Huawei blasts new US crackdown as bid for tech ‘supremacy’

Linda J. Dodson

TAIPEI — China’s Huawei Technologies on Monday said new U.S. export controls rules will have a “huge impact” on its businessĀ and blasted Washington’s crackdown on the company as an attempt to ensure America’s own tech supremacy.

In his first public comments since the new rules were announced, Huawei Rotating Chairman Guo Ping said, “I realized that the U.S. has taken technological leadership as the foundation of their supremacy. Any other countries or companies with more advanced technologies may put U.S. supremacy at risk. Unfortunately, Huawei is taking the lead in the [internet and communication technology] sector, which is also growing very fast.”

Guo was speaking at the opening day of Huawei’s annual analysts summit in Shenzhen, a three-day event held largely online this year due to the coronavirus outbreak.

The U.S. Department of Commerce further tightened export control rules last Friday to block non-U.S. chipmakers from producing chips based on Huawei’s own advanced designs. The tighter rules will cover vital Huawei suppliers, such as Taiwan Semiconductor Manufacturing Co., as well as China’s own top contract chip maker Semiconductor Manufacturing International Co. TSMC, the world’s biggest contract chipmaker, is Huawei’s sole partner in producing the most advanced smartphone processors, networking processors as well as artificial intelligence chips. The Taiwanese company has halted new orders from Huawei to comply with the U.S. rule change, Nikkei reported earlier, while SMIC’s co-CEO has said the chipmaker would fully follow the U.S. regulations, the compnay told Nikkei.

Huawei said Washington’s move will affect not only Huawei but also a large number of global industries. “In the long run, this will damage the trust and collaboration within the global semiconductor industry, which many industries depend on, increasing conflict and loss within these industries,” the company said in a separate statement.

“The U.S. is leveraging its own technological strengths to crush companies outside its own borders. This will only serve to undermine the trust international companies place in U.S. technology and supply chains. Ultimately, this will harm US interests,” it continued.

Guo said in the past year, Huawei has increased its research and development spending by 30%, raised its inventory level, and deployed a massive amount of human resources to address its supply chain vulnerabilities after the company was added on Washington’s Entity List last May.

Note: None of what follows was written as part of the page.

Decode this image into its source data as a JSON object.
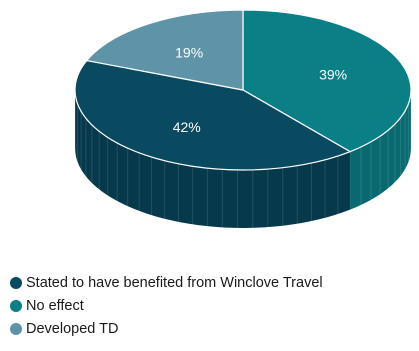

Despite that U.S. blacklist, Huawei still procured up to $18.7 billion worth of components, parts and services from American companies and it will keep buying from U.S. suppliers if Washington allows. “However, we will more than ever nurture other suppliers to build a more diversified supply chain,” Guo said.

“The theme of last year was to ‘fix the holes,’ and this year it is all about how to survive. … We are still trying to assess the impact of the new regulations, and we will try all we can to seek a solution,” Guo said, adding that Huawei will not able to provide a forecast for this year’s business outlook for the time being. Last year, Huawei took a $12 billion hit in revenue from the U.S. trade blacklist compared with the company’s original business plan, according to Guo.

In an internal letter to employees posted on Huawei’s online forum, Xinsheng Community, Guo further said that the change of the U.S. rule is not unexpected and that Washington’s crackdown on Huawei will continue into the long term. “Our operations must be conducted under this difficult environment and our business will definitely be impacted, but we will never give up,” the letter said.

China’s Department of Commerce on Sunday said it strongly opposes the tighter U.S. export controls and said such restrictions pose a huge threat to the global supply chain. The department demanded the U.S. government to reverse the new ban and warned China would take necessary countermeasures if it did not. At the end of March, another Huawei Rotating Chairman Eric Xu said the Chinese government will never sit by and watch Huawei being “slaughtered.”